Five confirmed vulnerabilities have been reported to Linux kernel maintainers:
- nfsd: fix heap overflow in NFSv4.0 LOCK replay cache
- io_uring/fdinfo: fix OOB read in SQE_MIXED wrap check
- futex: Require sys_futex_requeue() to have identical flags
- ksmbd: fix share_conf UAF in tree_conn disconnect
- ksmbd: fix signededness bug in smb_direct_prepare_negotiation()
Who’s Affected
Every system running a Linux kernel with NFSv4.0 support enabled has been potentially vulnerable to the NFS bug since 2003. This includes the vast majority of enterprise Linux servers, cloud infrastructure, and NAS devices. The other four confirmed vulnerabilities affect io_uring, futex, and ksmbd subsystems, which are common in modern Linux deployments.

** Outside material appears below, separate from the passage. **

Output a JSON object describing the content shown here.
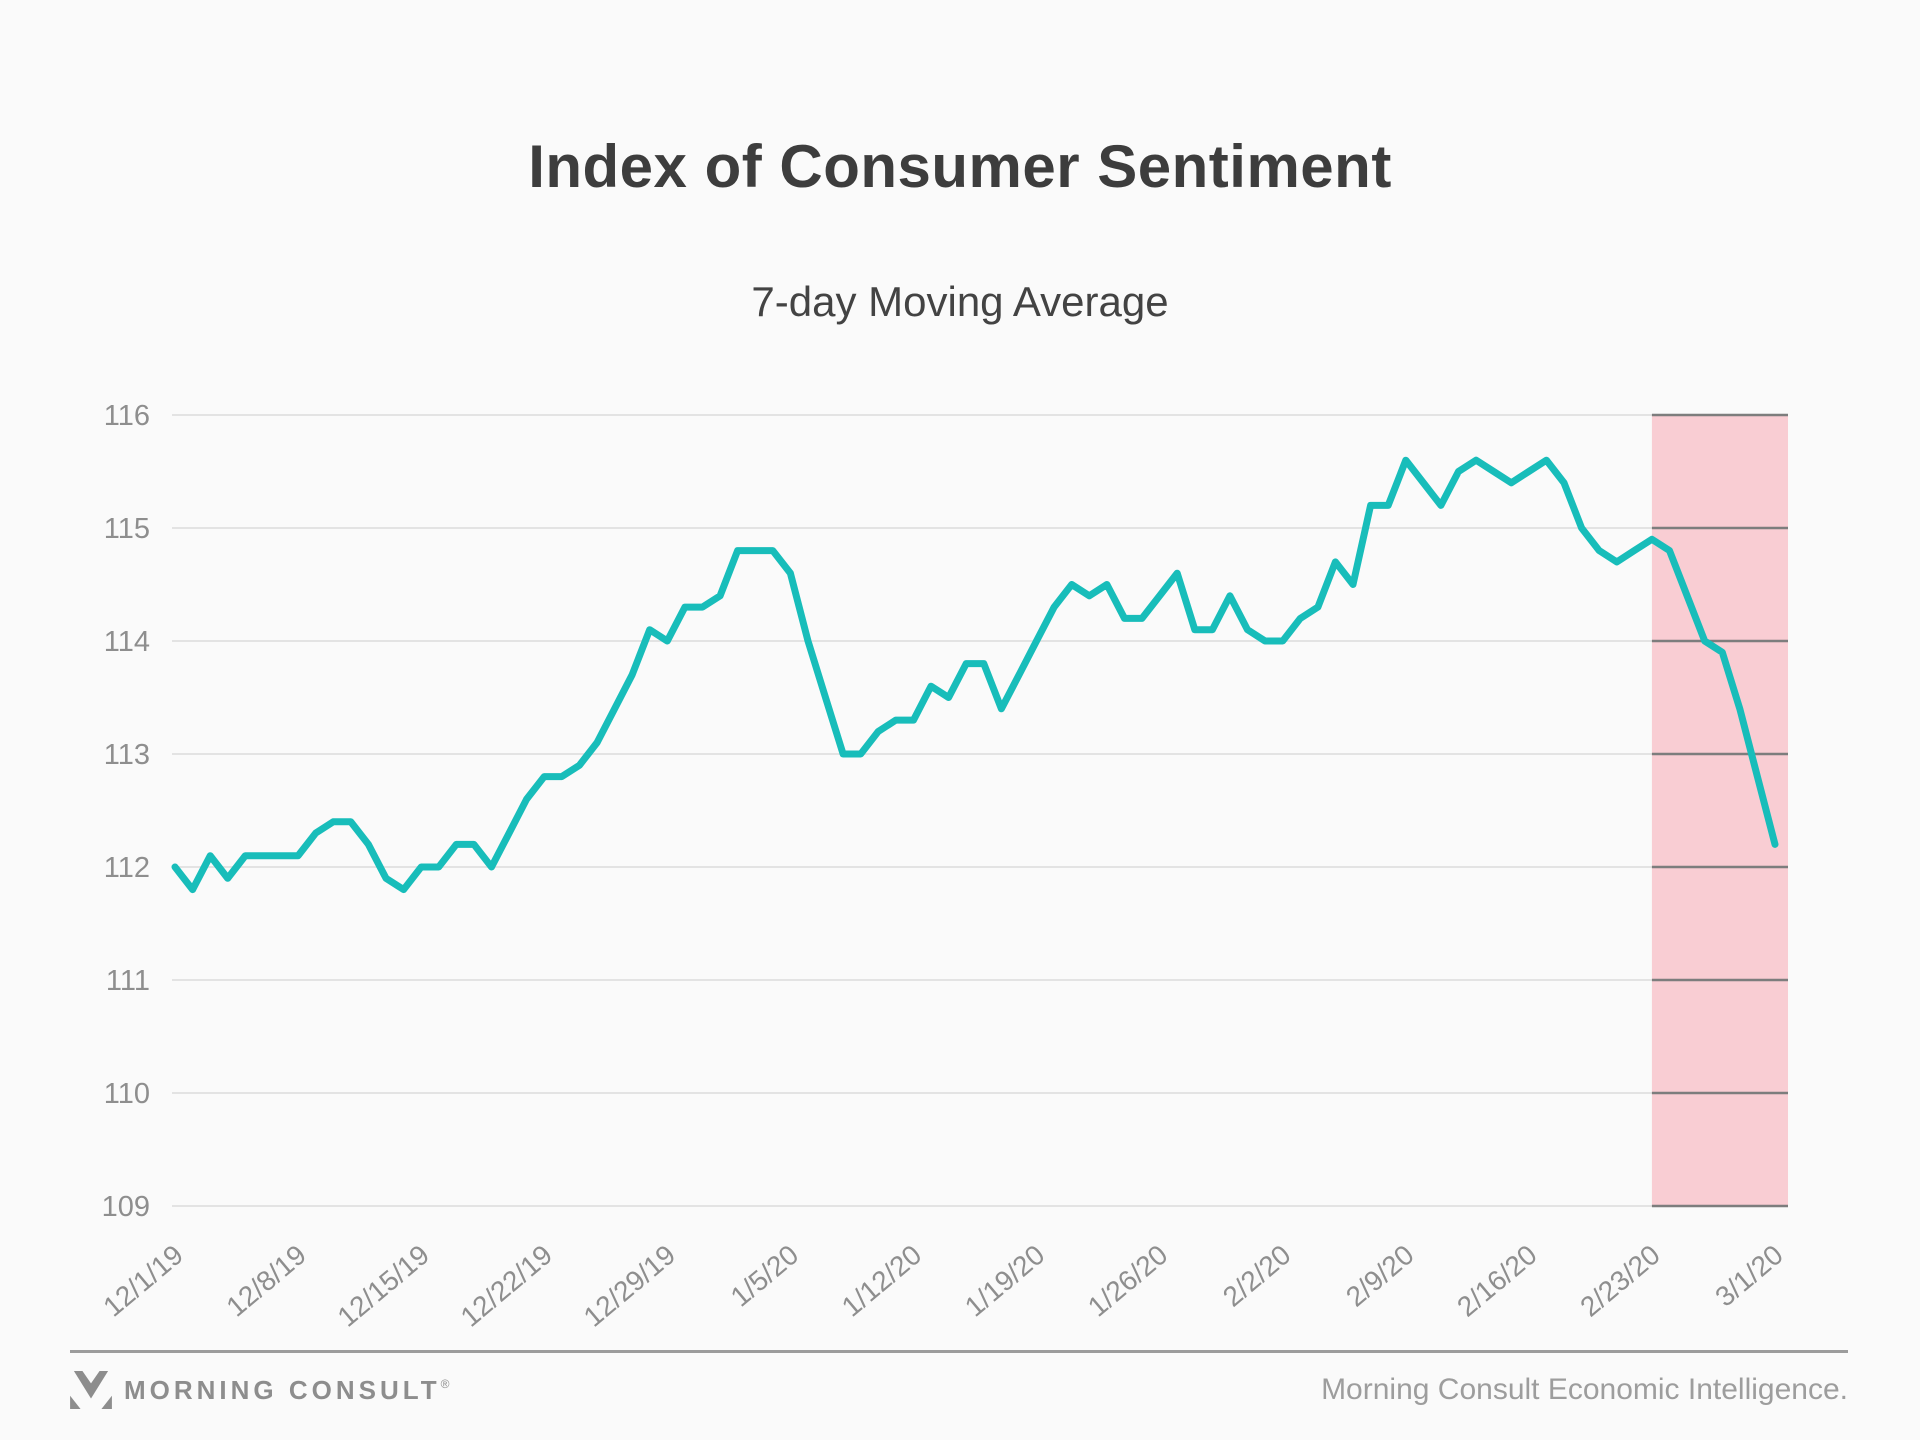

Security researchers and kernel maintainers face a new challenge: Carlini reports having “several hundred crashes” from Claude Code’s analysis that he has not yet had time to validate and report. The bottleneck has shifted from finding bugs to triaging them.
What’s Next
Carlini’s findings suggest that AI-assisted vulnerability discovery will become a standard practice in security research. The rapid improvement between model generations — Opus 4.6 found vulnerabilities that Opus 4.1 and Sonnet 4.5 could not — means each new model release will likely expand the scope of discoverable bugs. Linux kernel maintainers and the broader open-source security community will need to develop workflows for processing the volume of AI-generated vulnerability reports that are coming.